Rocky Mountain Chocolate Factory (RMCF) Audit

VI. STRATEGIC ALTERNATIVES AND RECOMMENDATION STRATEGY

A. STABILITY ALTERNATIVES

1. Growth Strategy- (horizontal growth through franchising)Pro: Continue reaching and expanding to new markets as profits carry forward.Con: May not allow enough time for thorough planning.

2. Differentiation- (unique product and production process adds mystique)

Pro: Viable for above-average earnings for exceptional product resulting in brand loyalty lowering customer’s sensitivity to price.Con: May see losses in hard times because of it being a luxury.

3. Stability Strategy- Pro: Allows for proper training of new franchisees. Con: May result in loss market share.

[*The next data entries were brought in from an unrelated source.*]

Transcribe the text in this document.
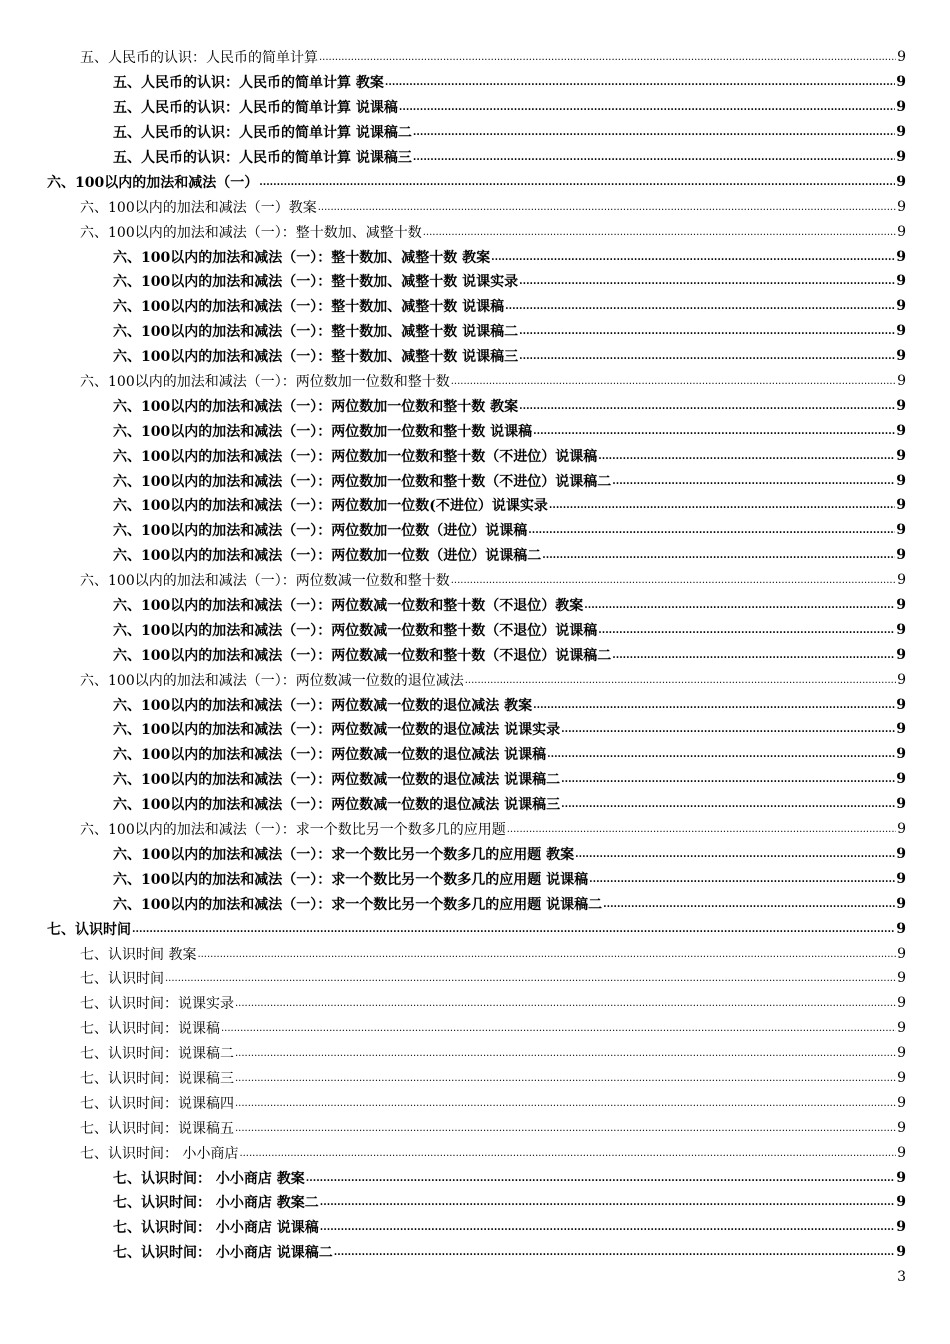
五、人民币的认识：人民币的简单计算 .....	9
五、人民币的认识：人民币的简单计算 教案 .....	9
五、人民币的认识：人民币的简单计算 说课稿 .....	9
五、人民币的认识：人民币的简单计算 说课稿二 .....	9
五、人民币的认识：人民币的简单计算 说课稿三 .....	9
六、100以内的加法和减法（一） .....	9
六、100以内的加法和减法（一）教案 .....	9
六、100以内的加法和减法（一）：整十数加、减整十数 .....	9
六、100以内的加法和减法（一）：整十数加、减整十数 教案 .....	9
六、100以内的加法和减法（一）：整十数加、减整十数 说课实录 .....	9
六、100以内的加法和减法（一）：整十数加、减整十数 说课稿 .....	9
六、100以内的加法和减法（一）：整十数加、减整十数 说课稿二 .....	9
六、100以内的加法和减法（一）：整十数加、减整十数 说课稿三 .....	9
六、100以内的加法和减法（一）：两位数加一位数和整十数 .....	9
六、100以内的加法和减法（一）：两位数加一位数和整十数 教案 .....	9
六、100以内的加法和减法（一）：两位数加一位数和整十数 说课稿 .....	9
六、100以内的加法和减法（一）：两位数加一位数和整十数（不进位）说课稿 .....	9
六、100以内的加法和减法（一）：两位数加一位数和整十数（不进位）说课稿二 .....	9
六、100以内的加法和减法（一）：两位数加一位数(不进位）说课实录 .....	9
六、100以内的加法和减法（一）：两位数加一位数（进位）说课稿 .....	9
六、100以内的加法和减法（一）：两位数加一位数（进位）说课稿二 .....	9
六、100以内的加法和减法（一）：两位数减一位数和整十数 .....	9
六、100以内的加法和减法（一）：两位数减一位数和整十数（不退位）教案 .....	9
六、100以内的加法和减法（一）：两位数减一位数和整十数（不退位）说课稿 .....	9
六、100以内的加法和减法（一）：两位数减一位数和整十数（不退位）说课稿二 .....	9
六、100以内的加法和减法（一）：两位数减一位数的退位减法 .....	9
六、100以内的加法和减法（一）：两位数减一位数的退位减法 教案 .....	9
六、100以内的加法和减法（一）：两位数减一位数的退位减法 说课实录 .....	9
六、100以内的加法和减法（一）：两位数减一位数的退位减法 说课稿 .....	9
六、100以内的加法和减法（一）：两位数减一位数的退位减法 说课稿二 .....	9
六、100以内的加法和减法（一）：两位数减一位数的退位减法 说课稿三 .....	9
六、100以内的加法和减法（一）：求一个数比另一个数多几的应用题 .....	9
六、100以内的加法和减法（一）：求一个数比另一个数多几的应用题 教案 .....	9
六、100以内的加法和减法（一）：求一个数比另一个数多几的应用题 说课稿 .....	9
六、100以内的加法和减法（一）：求一个数比另一个数多几的应用题 说课稿二 .....	9
七、认识时间 .....	9
七、认识时间 教案 .....	9
七、认识时间 .....	9
七、认识时间：说课实录 .....	9
七、认识时间：说课稿 .....	9
七、认识时间：说课稿二 .....	9
七、认识时间：说课稿三 .....	9
七、认识时间：说课稿四 .....	9
七、认识时间：说课稿五 .....	9
七、认识时间： 小小商店 .....	9
七、认识时间： 小小商店 教案 .....	9
七、认识时间： 小小商店 教案二 .....	9
七、认识时间： 小小商店 说课稿 .....	9
七、认识时间： 小小商店 说课稿二 .....	9
3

B. RECOMMENDED STRATEGY Growth is the recommended strategy for the Rocky Mountain Chocolate Factory. The total U.S. candy market approximated $29.3 billion of retail sales in 2009, with chocolate generating sales of approximately $16.9 billion. That’s almost 60% of the candy game. RMCF as of March 31, 2010, there were 11 Company-owned, 29 franchisee/licensee owned and 305 franchised Rocky Mountain Chocolate Factory stores operating in 36 states, Canada, and the United Arab Emirates. Franchising, licensing and exporting will help short and long term goals of the company.